In the decades before 2007 the Federal Reserve did not supervise all of the American financial system, since the main business of the investment banks (Goldman Sachs, Morgan Stanley and so on) was to trade and underwrite securities. This business is not "banking" as usually understood, and Goldman Sachs and its immediate rivals were answerable not to the Fed, but to the Securities and Exchange Commission. The Federal Reserve has long compiled detailed numbers on the capital position and profitability of the US commercial banking system as such. For these banks Greenspan's (and international officialdom's) accusations of excessive leverage before the crisis are plain wrong. Moreover, the losses seen in the crisis were tiny relative to capital and at no point endangered the solvency of the commercial banking system. (The investment banks are different.)

Concern about US banks' capital adequacy long predates the Great Recession and in fact goes back to the early years of independence.
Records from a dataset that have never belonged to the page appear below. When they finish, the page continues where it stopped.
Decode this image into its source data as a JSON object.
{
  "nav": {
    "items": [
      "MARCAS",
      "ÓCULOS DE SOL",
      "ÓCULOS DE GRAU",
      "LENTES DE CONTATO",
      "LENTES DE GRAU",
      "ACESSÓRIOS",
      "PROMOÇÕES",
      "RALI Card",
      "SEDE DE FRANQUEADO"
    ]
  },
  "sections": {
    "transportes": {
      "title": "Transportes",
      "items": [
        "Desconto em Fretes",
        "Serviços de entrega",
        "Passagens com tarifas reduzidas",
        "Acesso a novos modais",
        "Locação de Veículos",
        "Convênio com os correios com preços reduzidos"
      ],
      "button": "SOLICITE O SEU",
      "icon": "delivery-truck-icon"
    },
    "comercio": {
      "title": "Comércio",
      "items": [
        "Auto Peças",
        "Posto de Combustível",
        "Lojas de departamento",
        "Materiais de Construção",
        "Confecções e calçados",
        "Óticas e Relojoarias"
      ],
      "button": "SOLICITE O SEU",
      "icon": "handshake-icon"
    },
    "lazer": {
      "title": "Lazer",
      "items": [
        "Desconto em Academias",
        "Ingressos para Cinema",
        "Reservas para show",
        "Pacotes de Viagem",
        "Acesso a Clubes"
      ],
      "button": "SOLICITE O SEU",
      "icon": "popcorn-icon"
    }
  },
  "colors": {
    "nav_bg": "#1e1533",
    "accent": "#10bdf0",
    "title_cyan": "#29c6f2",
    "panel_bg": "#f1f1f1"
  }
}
It became urgent in the 1980s as a result of the Third World debt crisis. Although it may seem incredible relative to the situation today, the New York money centre banks had equity-capital-to-assets ratios under 5 per cent in the early 1980s. They were told to more than double their equity capital buffers. In the ten years to end-1997 the ratio of US commercial banks' equity to assets averaged 7.3 per cent and in the following ten it averaged 9.3 per cent. Just before the Lehman Brothers debacle itself the ratio was 10.1 per cent. 

In other words, the American banking system was less leveraged when the Great Financial Crisis intensified in autumn 2008 than it had been typically in the previous 20 years and much less leveraged that at the onset of the Third World debt crisis of the 1980s. Moreover, the losses suffered by the commercial banking system as a whole were minuscule relative to its capital. In fact, the official Fed data show only one quarter in the recent crisis period with a negative return on bank equity. It was in the third quarter of 2009 when the loss amounted to 1.01 per cent of equity. (Readers may blink, given the media hullabaloo about these events. But, yes, in the worst quarter of the supposed greatest setback to free-market capitalism since the 1930s, 99 per cent of the mainstream American banking system's capital was untouched.)